Changing the currency size is not a good solution to the problem, but it's far more likely than adding raised bumps or cutting the edges of bills in patterns (which are all recommended solutions by some organization mentioned on the NPR broadcast whose name I cannot remember; bumps fade and patterned edges make bills tear more easily). I personally think changing the texture of each bill type would be a viable solution.
quote:
Originally posted by BradshawBruin02:
Shoals Lover: Before you jump all over NashBama, perhaps you should consider all the different things that would be affected by changing our notes. For instance, if notes were printed in different sizes or proportions, think of all the cash registers, bill scanners, vending machines, etc. that would have to be replaced. That's just one example. It would actually cost a lot, and not just to the government.

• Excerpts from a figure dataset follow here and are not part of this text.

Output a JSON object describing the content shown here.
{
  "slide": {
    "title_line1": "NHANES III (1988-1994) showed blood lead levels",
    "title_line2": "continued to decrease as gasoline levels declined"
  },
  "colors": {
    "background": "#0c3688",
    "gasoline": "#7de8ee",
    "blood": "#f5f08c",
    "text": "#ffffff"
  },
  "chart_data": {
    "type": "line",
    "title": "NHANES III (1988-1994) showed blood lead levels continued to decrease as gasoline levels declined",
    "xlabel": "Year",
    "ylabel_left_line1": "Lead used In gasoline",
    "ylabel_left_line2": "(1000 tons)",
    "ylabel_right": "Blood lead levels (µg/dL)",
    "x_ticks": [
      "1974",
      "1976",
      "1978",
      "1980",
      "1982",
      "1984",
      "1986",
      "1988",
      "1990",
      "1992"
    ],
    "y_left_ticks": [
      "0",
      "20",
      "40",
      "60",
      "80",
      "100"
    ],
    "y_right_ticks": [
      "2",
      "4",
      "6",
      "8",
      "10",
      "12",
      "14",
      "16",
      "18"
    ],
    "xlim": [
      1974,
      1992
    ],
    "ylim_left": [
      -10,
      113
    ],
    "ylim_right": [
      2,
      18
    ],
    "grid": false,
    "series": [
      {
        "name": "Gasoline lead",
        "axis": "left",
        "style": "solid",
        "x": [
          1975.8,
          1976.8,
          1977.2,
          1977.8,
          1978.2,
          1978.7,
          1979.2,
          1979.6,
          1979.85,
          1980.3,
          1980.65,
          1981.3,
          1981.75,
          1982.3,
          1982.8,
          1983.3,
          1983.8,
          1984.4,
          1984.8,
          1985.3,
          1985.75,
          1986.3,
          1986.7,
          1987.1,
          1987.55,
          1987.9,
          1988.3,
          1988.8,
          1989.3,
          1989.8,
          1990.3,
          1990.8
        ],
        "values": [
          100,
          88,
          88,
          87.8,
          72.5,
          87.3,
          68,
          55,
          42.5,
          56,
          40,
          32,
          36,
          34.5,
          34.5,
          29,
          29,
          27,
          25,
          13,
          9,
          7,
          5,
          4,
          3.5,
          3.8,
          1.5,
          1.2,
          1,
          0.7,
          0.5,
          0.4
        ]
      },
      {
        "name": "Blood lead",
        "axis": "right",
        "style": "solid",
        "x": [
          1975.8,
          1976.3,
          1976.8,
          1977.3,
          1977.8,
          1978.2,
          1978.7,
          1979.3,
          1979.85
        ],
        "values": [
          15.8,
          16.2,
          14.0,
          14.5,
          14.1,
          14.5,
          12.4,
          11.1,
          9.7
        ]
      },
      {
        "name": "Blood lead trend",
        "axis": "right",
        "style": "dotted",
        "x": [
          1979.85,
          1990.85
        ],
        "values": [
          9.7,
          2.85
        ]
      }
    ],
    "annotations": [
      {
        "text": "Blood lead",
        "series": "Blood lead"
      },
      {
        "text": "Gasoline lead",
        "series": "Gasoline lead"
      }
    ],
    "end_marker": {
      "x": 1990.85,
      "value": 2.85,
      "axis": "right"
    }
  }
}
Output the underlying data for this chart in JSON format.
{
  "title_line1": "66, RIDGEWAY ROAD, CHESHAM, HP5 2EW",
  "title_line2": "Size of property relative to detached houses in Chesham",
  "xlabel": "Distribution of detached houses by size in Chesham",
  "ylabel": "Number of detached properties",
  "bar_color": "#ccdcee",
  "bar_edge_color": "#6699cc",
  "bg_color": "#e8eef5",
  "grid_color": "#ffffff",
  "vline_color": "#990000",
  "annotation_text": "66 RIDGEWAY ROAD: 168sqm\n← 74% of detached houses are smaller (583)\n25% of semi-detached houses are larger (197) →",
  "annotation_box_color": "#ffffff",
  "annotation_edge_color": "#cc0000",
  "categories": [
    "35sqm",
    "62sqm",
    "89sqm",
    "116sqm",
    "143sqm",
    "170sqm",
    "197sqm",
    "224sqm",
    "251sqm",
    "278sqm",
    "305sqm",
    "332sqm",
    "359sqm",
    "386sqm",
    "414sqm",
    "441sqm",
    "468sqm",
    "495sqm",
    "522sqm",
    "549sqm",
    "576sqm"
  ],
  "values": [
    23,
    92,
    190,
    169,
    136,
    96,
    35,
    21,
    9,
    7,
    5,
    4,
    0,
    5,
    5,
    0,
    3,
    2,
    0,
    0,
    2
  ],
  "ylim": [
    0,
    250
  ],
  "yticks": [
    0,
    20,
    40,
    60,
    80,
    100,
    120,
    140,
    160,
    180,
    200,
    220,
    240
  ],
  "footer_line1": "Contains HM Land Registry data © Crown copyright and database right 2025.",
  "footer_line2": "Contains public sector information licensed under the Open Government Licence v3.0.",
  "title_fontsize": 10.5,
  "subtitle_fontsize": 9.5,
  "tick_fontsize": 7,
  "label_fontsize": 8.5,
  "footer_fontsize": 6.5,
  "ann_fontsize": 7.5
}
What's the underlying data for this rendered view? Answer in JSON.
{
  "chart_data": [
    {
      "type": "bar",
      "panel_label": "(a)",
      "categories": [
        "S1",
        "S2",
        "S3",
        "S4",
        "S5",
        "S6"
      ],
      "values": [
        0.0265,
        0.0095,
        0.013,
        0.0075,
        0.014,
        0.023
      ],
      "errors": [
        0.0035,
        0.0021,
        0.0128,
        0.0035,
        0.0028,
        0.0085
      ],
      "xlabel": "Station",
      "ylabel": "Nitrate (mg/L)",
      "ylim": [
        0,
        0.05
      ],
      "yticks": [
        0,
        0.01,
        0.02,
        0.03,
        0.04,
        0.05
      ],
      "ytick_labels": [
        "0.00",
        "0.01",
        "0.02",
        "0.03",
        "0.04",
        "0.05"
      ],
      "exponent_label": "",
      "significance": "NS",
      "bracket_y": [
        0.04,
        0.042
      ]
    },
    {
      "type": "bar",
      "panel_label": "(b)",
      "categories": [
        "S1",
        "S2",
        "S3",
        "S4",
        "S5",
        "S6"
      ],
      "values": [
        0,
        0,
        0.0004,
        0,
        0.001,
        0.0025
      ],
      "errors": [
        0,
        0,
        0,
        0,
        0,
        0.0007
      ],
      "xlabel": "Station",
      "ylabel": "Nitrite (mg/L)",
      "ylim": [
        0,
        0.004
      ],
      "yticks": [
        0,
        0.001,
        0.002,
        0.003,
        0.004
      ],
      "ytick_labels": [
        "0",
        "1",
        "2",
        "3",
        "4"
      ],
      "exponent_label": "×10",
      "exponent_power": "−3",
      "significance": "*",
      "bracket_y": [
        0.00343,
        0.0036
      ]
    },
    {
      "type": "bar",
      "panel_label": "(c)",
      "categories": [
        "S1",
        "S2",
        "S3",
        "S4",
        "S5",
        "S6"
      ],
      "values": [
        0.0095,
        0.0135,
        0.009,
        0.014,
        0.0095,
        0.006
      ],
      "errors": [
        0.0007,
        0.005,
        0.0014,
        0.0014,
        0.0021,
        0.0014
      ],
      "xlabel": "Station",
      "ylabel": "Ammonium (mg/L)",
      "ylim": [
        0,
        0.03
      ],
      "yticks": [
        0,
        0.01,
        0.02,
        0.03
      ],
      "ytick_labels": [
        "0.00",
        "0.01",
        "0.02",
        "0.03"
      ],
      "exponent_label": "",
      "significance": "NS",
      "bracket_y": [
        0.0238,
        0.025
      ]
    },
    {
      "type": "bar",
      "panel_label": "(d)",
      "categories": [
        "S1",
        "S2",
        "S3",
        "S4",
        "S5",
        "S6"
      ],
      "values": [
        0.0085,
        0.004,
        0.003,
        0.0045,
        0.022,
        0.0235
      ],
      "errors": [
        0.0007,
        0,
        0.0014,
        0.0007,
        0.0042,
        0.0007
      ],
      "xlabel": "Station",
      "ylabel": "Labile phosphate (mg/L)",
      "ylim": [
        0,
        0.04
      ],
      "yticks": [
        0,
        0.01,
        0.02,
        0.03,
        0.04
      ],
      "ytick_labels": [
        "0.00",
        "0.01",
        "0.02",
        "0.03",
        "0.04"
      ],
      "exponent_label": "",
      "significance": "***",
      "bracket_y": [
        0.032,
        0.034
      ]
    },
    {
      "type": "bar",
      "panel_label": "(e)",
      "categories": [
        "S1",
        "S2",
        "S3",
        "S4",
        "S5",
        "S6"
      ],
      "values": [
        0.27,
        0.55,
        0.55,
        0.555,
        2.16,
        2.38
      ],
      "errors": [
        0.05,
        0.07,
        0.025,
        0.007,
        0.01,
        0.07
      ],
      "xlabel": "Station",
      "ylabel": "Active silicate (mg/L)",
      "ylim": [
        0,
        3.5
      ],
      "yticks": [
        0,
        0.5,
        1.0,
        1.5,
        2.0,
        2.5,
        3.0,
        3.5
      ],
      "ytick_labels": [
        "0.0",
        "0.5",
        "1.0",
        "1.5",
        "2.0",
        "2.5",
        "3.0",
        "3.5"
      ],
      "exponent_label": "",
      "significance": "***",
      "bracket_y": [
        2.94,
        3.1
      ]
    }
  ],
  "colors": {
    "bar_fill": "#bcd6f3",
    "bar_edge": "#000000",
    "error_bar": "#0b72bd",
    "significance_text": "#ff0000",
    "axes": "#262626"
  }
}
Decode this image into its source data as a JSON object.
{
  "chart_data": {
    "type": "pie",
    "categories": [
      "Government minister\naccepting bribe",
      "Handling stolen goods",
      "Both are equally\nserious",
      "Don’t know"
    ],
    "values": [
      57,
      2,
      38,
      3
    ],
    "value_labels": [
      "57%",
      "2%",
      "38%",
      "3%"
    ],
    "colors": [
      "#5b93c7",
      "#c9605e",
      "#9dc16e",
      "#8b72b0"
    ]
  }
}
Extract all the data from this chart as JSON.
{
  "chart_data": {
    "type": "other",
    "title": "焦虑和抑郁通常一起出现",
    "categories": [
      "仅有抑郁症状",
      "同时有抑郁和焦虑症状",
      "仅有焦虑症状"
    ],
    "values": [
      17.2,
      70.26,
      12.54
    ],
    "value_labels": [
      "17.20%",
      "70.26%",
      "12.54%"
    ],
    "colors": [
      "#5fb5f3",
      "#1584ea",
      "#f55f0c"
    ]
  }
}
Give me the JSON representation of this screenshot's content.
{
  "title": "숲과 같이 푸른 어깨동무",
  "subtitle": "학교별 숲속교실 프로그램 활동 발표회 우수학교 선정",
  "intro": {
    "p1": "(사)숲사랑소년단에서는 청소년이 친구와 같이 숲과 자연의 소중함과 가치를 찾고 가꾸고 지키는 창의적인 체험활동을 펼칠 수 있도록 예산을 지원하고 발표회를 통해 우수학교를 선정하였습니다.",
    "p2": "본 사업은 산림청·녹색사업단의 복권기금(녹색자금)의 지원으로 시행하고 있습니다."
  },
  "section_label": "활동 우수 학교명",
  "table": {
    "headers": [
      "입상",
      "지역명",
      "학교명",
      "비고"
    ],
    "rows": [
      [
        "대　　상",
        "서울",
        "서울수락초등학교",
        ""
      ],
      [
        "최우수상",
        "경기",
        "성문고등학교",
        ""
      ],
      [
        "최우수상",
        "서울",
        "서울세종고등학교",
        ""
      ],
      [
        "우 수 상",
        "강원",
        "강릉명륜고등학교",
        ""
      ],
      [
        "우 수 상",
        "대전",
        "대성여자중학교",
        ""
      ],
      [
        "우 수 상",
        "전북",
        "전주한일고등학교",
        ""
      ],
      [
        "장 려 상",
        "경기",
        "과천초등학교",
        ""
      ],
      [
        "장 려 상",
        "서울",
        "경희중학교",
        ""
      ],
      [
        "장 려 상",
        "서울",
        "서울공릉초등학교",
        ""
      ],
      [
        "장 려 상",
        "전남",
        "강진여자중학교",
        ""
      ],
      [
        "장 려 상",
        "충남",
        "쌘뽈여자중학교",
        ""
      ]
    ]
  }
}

I feel that there needs to be a change to our currency, I just can't think of a smart change that wouldn't cost us too much.


They are not asking for the one dollar bill to be changed so that vending machine industry will not be adversely effected. Same size...I would think a few dots in the corner would do it. Yeah, the texture idea is good.
How long would the raised bumps last? They would probably flatten down by being in a wallet all day or running through a vending machine. Then you'll have blind people relying on those bumps only to find they are unreadable. I don't think that solution would work.
How often would they have to do that? Wouldn't it be easy for someone to give them worn out bills as change and rip them off? I still think a scanner is the best solution.
This is too hard a thing for the ignorant, stupid, poor, bankrupt, dumb people of the United States to overcome.

We can't figure out how to do this hard, hard thing!

We don't have the imaginativity, creativity, cost-effective know-how, or the tools!

We can't do it, and by God, we shouldn't do it! Those evil, confounded activist liberal judges!

(removing tongue from cheek)

Don't tell me why we can't.

Tell me why we won't!

I simply refuse to believe that our American ingenuity, creativity and desire to lead by innovation is lost on this simple task!